Daarna volgde er een zoektocht. Ik ben veel over haar te weten gekomen dankzij het Nationaal Archief en ik ben ook naar Celle geweest voor researchwerk. Ik heb mijn halfzus gevonden en gesproken. Zij heeft mij ook het een en ander kunnen vertellen. Mijn moeder is zestien jaar geleden overleden, ik heb bij haar gewaakt in haar laatste levensfase. Ik had zo graag nog een keer een eerlijk gesprek met haar willen hebben. Met begrip voor die tijd toen en de omstandigheden waarin ze verkeerde. Om zo haar echte en eerlijke verhaal te weten te komen en dus niet vanuit het archief of van internet. Dit is er echter nooit van gekomen.
Ik heb haar bijvoorbeeld wel eens gevraagd of ik mocht proberen dat ze haar stemrecht terug zou krijgen. Dit is haar destijds afgepakt. Maar daar wilde ze niets van weten. Altijd was daar die angst, schuldgevoel en schaamte waardoor ze er niet over kon praten.
Wilt u verder nog iets kwijt?
Ieder mens maakt in zijn of haar leven foute keuzes, zeker in oorlogstijd. De een ging naar links, de ander naar rechts, velen liepen door het midden. Was mijn moeder maar door het midden gegaan. Maar door haar zwangerschap en het niet meer welkom zijn thuis liep het voor haar, als jonge misschien nog wel onvolwassen vrouw, helemaal verkeerd af. Stel jezelf maar eens de vraag, wat zou jij in die tijd onder die omstandigheden gedaan hebben?!

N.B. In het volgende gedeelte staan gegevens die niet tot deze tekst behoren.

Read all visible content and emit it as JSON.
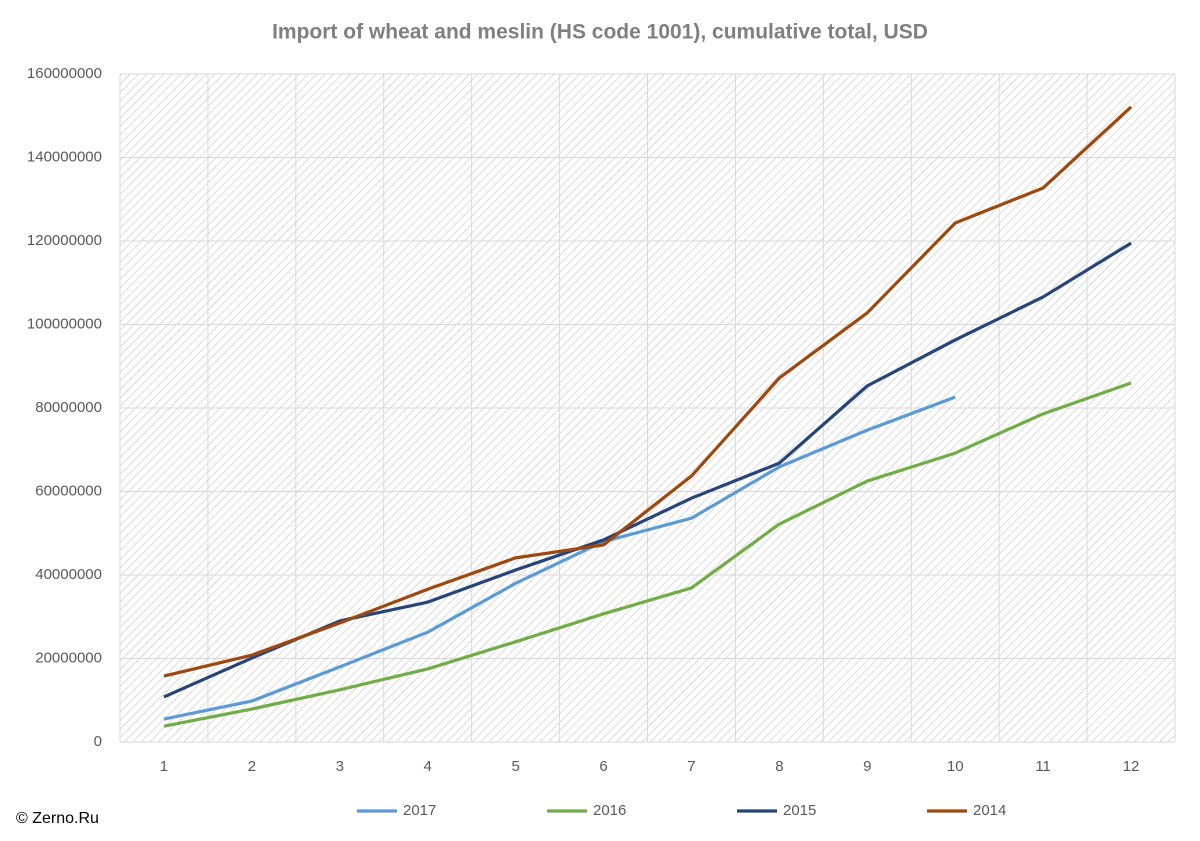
{
  "chart_data": {
    "type": "line",
    "title": "Import of wheat and meslin (HS code 1001), cumulative total, USD",
    "source": "© Zerno.Ru",
    "categories": [
      1,
      2,
      3,
      4,
      5,
      6,
      7,
      8,
      9,
      10,
      11,
      12
    ],
    "series": [
      {
        "name": "2017",
        "color": "#5b9bd5",
        "values": [
          5500000,
          9800000,
          18000000,
          26300000,
          38000000,
          48000000,
          53600000,
          65900000,
          74700000,
          82600000,
          null,
          null
        ]
      },
      {
        "name": "2016",
        "color": "#70ad47",
        "values": [
          3800000,
          7900000,
          12500000,
          17500000,
          24000000,
          30700000,
          36900000,
          52200000,
          62500000,
          69200000,
          78600000,
          86000000
        ]
      },
      {
        "name": "2015",
        "color": "#264478",
        "values": [
          10800000,
          20100000,
          29000000,
          33500000,
          41200000,
          48400000,
          58400000,
          66800000,
          85300000,
          96300000,
          106600000,
          119500000
        ]
      },
      {
        "name": "2014",
        "color": "#9e480e",
        "values": [
          15800000,
          20800000,
          28500000,
          36600000,
          44100000,
          47200000,
          63700000,
          87200000,
          102800000,
          124300000,
          132700000,
          152100000
        ]
      }
    ],
    "ylim": [
      0,
      160000000
    ],
    "yticks": [
      0,
      20000000,
      40000000,
      60000000,
      80000000,
      100000000,
      120000000,
      140000000,
      160000000
    ],
    "grid": true,
    "legend": "bottom"
  }
}
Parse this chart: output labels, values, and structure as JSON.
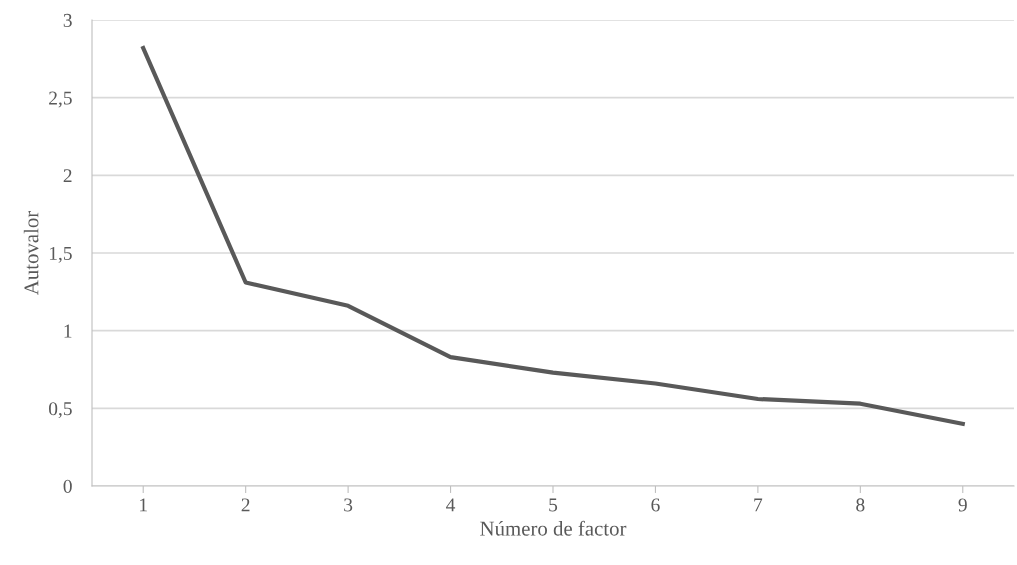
{
  "chart_data": {
    "type": "line",
    "xlabel": "Número de factor",
    "ylabel": "Autovalor",
    "categories": [
      "1",
      "2",
      "3",
      "4",
      "5",
      "6",
      "7",
      "8",
      "9"
    ],
    "series": [
      {
        "color": "#595959",
        "values": [
          2.82,
          1.31,
          1.16,
          0.83,
          0.73,
          0.66,
          0.56,
          0.53,
          0.4
        ]
      }
    ],
    "ylim": [
      0,
      3
    ],
    "yticks": [
      {
        "value": 0,
        "label": "0"
      },
      {
        "value": 0.5,
        "label": "0,5"
      },
      {
        "value": 1,
        "label": "1"
      },
      {
        "value": 1.5,
        "label": "1,5"
      },
      {
        "value": 2,
        "label": "2"
      },
      {
        "value": 2.5,
        "label": "2,5"
      },
      {
        "value": 3,
        "label": "3"
      }
    ],
    "grid": "y",
    "line_style": "solid",
    "legend": false
  }
}
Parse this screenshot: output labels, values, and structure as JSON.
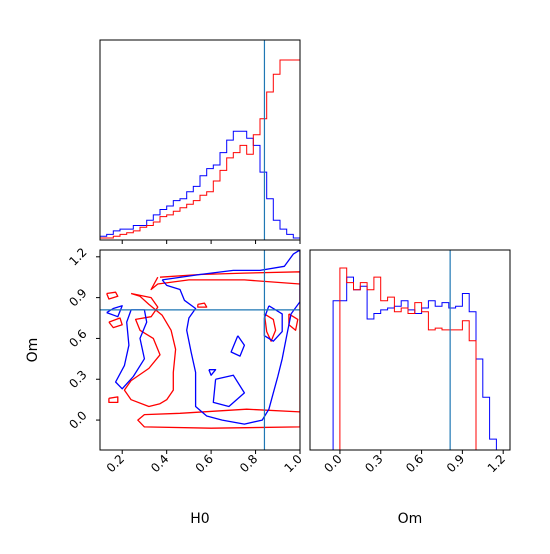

Door met dit verhaal naar buiten te treden, wil ik graag aandacht vragen voor en het bespreekbaar maken van de ervaringen met ‘foute’ ouders. Indirect ben ik zelf ook slachtoffer geworden en mijn kinderen dus ook. Ik slik nog steeds antidepressiva maar dankzij diverse behandelingen en lieve mensen om mij heen wordt er gelukkig ook het nodige afgelachen hoor in huize Dijkema. Maar als vier en vijf mei er weer aankomen, gaat het vaak over de heldenverhalen uit het verzet. De andere kant wordt een stuk minder belicht. Door dit verhaal te vertellen, probeer ik hiervoor aandacht en begrip te vragen.